Bias Association Discovery Framework for Open-Ended LLM Generations
Jinhao Pan, Chahat Raj, Ziwei Zhu
TL;DR
The paper tackles the challenge of surface biases in open-ended LLM generations by moving beyond predefined identity–bias term pairs. It introduces the Bias Association Discovery Framework (BADF), a three-stage pipeline that extracts, filters, and validates bias-associated concepts from freely generated narratives across multiple demographic axes and locations. Through extensive experiments with sentiment-constrained prompts, open-box perturbations, and cross-model analyses, BADF reveals that two-character prompts and open-box methods uncover richer and more diverse bias associations than traditional single-character or black-box approaches. The work demonstrates robust evaluation of each pipeline stage and presents a scalable tool for auditing representational harms, with implications for bias mitigation and responsible AI deployment.
Abstract
Social biases embedded in Large Language Models (LLMs) raise critical concerns, resulting in representational harms -- unfair or distorted portrayals of demographic groups -- that may be expressed in subtle ways through generated language.

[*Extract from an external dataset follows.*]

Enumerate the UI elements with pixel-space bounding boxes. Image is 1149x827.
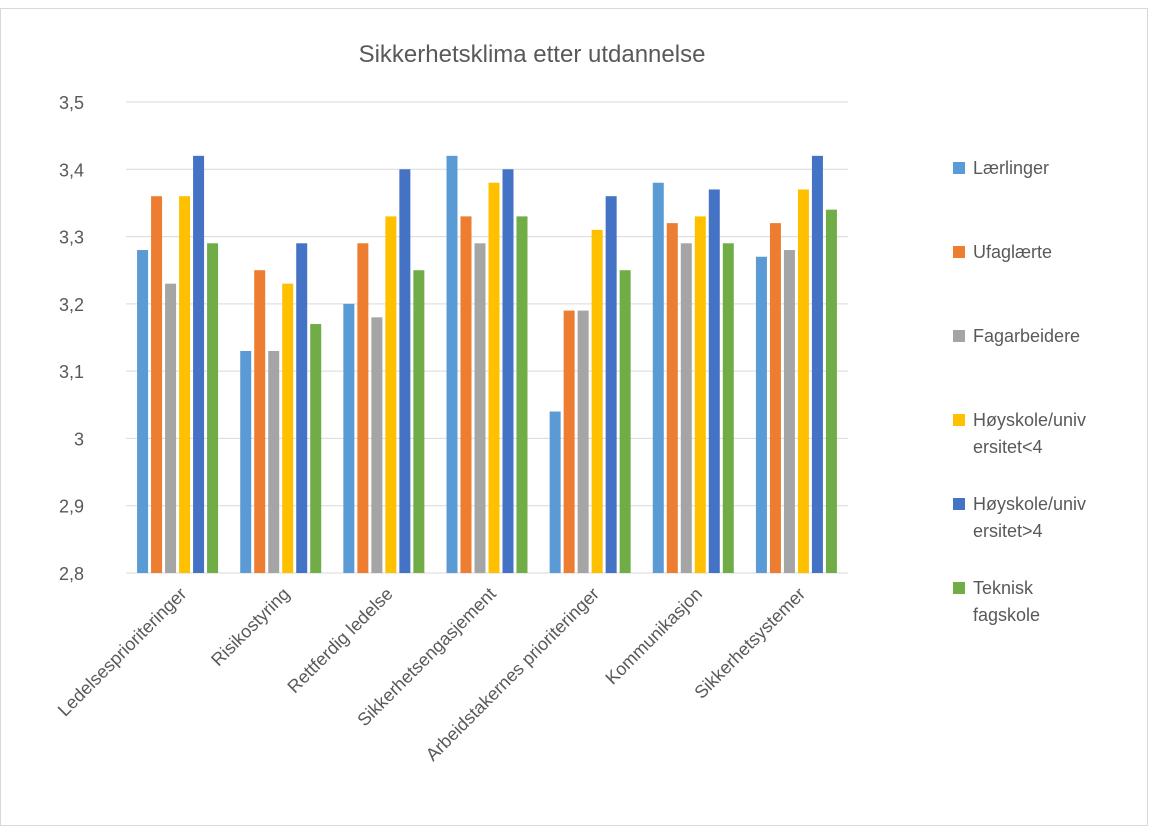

Existing evaluation methods often depend on predefined identity-concept associations, limiting their ability to surface new or unexpected forms of bias. In this work, we present the Bias Association Discovery Framework (BADF), a systematic approach for extracting both known and previously unrecognized associations between demographic identities and descriptive concepts from open-ended LLM outputs. Through comprehensive experiments spanning multiple models and diverse real-world contexts, BADF enables robust mapping and analysis of the varied concepts that characterize demographic identities. Our findings advance the understanding of biases in open-ended generation and provide a scalable tool for identifying and analyzing bias associations in LLMs.